The 2015 legislation that established the authority was intended to make a difference. We believe that it has, in that it has created a public, independent, external oversight arrangement for the Garda Síochána where none had ever existed before. The legislation also sought to, and did, create an appropriate distance between politics and policing through the creation of a greater structural distance between the Department of Justice and the Garda Síochána.

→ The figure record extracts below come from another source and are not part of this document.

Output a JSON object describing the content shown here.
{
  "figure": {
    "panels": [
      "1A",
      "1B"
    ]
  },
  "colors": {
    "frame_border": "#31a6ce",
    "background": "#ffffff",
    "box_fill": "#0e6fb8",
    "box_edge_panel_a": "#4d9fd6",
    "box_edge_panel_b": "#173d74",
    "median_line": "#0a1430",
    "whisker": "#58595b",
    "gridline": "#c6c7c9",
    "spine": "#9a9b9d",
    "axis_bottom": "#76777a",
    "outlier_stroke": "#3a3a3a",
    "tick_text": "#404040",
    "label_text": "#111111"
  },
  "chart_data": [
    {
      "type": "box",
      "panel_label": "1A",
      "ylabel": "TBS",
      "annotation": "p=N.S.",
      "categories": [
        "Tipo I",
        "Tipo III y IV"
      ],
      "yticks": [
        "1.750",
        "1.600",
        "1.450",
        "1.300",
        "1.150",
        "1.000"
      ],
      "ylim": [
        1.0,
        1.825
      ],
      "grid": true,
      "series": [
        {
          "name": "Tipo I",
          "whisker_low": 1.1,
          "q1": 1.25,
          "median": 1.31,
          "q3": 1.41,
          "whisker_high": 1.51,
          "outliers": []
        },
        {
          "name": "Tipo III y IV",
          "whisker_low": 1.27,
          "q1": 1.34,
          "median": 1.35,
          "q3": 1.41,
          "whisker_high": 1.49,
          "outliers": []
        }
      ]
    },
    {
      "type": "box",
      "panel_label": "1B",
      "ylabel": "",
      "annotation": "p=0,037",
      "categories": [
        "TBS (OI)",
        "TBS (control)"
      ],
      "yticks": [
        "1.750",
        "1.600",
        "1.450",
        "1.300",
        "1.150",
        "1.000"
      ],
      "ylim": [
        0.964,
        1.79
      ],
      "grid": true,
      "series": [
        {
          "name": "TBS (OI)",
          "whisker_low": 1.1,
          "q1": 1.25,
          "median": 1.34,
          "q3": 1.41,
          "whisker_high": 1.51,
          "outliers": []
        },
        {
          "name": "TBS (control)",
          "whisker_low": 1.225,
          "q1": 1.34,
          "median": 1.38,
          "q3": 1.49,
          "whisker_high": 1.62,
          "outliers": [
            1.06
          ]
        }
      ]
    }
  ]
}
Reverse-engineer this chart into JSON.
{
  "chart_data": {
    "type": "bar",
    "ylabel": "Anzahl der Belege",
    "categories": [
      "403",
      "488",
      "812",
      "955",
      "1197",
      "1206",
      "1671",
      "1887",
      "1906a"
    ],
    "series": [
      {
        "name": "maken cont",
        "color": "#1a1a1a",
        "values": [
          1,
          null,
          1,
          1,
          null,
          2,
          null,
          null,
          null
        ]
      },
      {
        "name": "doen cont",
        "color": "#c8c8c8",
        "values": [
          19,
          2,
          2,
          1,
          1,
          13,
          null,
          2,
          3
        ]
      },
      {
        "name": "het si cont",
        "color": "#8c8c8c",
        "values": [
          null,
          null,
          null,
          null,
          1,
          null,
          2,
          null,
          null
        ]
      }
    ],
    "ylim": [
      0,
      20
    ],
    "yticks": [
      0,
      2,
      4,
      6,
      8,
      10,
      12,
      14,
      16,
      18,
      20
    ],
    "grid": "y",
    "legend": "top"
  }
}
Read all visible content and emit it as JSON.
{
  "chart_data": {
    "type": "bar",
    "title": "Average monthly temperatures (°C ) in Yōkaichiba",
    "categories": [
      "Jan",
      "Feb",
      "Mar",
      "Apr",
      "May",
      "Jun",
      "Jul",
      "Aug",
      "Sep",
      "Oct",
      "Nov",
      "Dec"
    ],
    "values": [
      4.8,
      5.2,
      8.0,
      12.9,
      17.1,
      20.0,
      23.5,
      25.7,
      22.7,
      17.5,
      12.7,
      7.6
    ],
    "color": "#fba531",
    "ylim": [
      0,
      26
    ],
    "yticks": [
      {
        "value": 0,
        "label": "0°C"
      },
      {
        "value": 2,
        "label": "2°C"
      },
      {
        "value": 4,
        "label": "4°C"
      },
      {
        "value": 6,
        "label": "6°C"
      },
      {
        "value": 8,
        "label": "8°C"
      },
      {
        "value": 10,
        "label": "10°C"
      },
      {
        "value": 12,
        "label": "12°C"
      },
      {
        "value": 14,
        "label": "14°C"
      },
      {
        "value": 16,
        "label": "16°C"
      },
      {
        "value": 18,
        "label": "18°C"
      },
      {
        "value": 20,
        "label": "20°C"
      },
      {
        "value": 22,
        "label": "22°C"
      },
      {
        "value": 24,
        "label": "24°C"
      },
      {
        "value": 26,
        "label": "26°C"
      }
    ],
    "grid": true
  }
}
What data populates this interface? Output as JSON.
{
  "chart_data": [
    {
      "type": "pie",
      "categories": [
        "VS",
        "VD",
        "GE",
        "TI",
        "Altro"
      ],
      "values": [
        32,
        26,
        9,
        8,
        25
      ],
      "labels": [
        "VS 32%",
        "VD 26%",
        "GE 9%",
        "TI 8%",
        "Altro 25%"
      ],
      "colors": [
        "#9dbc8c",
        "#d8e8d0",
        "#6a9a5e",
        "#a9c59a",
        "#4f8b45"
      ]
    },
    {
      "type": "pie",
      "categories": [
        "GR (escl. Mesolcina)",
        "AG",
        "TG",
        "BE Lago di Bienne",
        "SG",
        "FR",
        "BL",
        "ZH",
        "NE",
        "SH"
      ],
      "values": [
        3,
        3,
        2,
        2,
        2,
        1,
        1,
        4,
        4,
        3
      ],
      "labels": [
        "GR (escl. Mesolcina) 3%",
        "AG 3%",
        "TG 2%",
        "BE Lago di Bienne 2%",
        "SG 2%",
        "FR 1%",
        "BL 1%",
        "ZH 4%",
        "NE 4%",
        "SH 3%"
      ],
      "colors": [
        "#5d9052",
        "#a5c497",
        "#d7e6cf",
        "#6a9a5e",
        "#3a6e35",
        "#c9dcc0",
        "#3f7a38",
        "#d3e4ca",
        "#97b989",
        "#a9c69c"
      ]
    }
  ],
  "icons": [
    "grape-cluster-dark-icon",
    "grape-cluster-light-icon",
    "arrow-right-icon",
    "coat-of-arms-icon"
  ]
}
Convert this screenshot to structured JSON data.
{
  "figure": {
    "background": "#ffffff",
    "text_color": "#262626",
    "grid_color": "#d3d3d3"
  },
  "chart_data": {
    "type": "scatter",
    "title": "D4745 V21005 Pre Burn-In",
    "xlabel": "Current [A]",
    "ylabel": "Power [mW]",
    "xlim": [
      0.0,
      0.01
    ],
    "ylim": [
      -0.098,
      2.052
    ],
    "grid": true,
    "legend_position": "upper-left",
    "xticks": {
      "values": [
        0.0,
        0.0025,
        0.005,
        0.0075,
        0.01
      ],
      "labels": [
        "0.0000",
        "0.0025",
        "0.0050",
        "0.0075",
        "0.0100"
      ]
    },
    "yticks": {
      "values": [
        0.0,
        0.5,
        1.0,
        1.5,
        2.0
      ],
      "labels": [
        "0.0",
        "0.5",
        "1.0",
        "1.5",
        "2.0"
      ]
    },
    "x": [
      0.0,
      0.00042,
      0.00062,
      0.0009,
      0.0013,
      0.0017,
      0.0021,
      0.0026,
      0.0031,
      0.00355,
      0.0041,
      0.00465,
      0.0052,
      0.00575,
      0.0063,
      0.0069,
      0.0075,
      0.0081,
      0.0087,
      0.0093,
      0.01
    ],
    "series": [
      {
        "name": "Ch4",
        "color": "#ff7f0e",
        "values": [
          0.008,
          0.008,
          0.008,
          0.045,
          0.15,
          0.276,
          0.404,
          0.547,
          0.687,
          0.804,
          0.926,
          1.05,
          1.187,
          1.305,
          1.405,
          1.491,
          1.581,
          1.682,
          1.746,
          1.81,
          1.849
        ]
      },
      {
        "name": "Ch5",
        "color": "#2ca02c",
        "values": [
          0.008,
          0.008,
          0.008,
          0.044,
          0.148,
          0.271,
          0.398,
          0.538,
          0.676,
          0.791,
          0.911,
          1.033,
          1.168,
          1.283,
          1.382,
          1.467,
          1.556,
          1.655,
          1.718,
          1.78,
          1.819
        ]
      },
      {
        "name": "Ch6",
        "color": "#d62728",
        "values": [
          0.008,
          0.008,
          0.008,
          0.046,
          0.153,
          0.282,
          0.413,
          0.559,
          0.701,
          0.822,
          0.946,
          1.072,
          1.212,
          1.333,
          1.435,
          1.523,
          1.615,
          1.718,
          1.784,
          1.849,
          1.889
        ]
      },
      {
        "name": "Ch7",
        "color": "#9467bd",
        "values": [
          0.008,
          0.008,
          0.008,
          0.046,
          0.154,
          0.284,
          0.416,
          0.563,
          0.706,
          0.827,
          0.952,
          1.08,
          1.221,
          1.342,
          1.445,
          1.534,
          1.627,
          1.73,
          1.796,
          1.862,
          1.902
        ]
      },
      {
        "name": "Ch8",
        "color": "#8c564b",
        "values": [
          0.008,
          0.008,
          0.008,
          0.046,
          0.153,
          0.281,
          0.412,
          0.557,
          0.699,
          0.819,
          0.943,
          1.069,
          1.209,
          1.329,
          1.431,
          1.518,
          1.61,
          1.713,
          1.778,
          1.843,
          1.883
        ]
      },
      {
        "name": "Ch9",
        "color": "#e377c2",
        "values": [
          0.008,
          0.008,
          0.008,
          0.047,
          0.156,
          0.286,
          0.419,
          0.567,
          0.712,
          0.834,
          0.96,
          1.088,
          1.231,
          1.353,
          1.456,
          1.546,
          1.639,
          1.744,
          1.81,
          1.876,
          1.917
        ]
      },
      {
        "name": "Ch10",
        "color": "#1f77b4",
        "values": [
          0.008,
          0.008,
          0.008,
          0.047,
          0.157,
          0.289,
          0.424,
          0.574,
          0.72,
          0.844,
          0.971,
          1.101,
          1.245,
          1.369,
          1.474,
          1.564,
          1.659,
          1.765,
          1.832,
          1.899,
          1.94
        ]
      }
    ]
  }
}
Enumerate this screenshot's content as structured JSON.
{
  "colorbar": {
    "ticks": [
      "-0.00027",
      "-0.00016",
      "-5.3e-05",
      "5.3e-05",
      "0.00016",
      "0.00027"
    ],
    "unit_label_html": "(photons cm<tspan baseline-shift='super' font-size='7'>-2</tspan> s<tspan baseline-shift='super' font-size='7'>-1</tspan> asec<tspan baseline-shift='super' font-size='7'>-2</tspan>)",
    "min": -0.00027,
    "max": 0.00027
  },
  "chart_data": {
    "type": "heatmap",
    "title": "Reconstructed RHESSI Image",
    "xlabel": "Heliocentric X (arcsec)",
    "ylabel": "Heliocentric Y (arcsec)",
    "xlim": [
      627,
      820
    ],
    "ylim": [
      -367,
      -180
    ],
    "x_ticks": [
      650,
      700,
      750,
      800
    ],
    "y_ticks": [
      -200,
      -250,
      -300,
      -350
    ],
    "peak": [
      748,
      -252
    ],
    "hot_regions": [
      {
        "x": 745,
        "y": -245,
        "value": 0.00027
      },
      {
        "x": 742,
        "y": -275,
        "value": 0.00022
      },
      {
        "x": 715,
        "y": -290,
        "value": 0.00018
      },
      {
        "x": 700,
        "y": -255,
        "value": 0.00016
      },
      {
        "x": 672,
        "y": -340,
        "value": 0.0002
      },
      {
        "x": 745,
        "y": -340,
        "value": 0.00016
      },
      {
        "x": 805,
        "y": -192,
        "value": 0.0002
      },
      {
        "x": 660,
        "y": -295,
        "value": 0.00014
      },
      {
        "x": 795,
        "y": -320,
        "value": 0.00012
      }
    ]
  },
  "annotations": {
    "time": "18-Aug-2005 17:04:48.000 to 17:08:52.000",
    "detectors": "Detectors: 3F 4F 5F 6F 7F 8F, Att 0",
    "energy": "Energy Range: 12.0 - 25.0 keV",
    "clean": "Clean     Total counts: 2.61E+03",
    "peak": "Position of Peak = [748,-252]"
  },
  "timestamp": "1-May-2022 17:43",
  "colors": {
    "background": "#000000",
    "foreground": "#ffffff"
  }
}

In 2018, the Government published A Policing Service for our Future and the Department of Justice is currently drafting legislation to implement that report. Under this plan, the existing Policing Authority and the Garda Inspectorate will come together to form a new body, the policing and community safety authority, in the coming years. We welcome this development. It is our intention to work to ensure that any changes in our functions brought about by this new legislation will not in any way diminish the robust public, independent, external oversight that has been provided by the authority to date and which the Oireachtas saw fit to establish in 2015. We have identified some potential risks in the new legislation that may slow and inhibit, rather than support and encourage, the programme of change to which the authority and the Garda Commissioner are committed. These have been shared with the Department of Justice to facilitate its further development of the legislation. Until such time as the new policing and community safety authority is established, the Policing Authority’s existing statutory functions will continue, along with policing performance oversight that is robust, proactive and independent.

In conclusion, I thank the Comptroller and Auditor General, Mr. Seamus McCarthy, and his colleagues for the work that they do each year. I also thank committee members for taking the time to listen to this opening statement. We look forward to providing any further information that might facilitate the committee’s consideration of the 2020 appropriation account.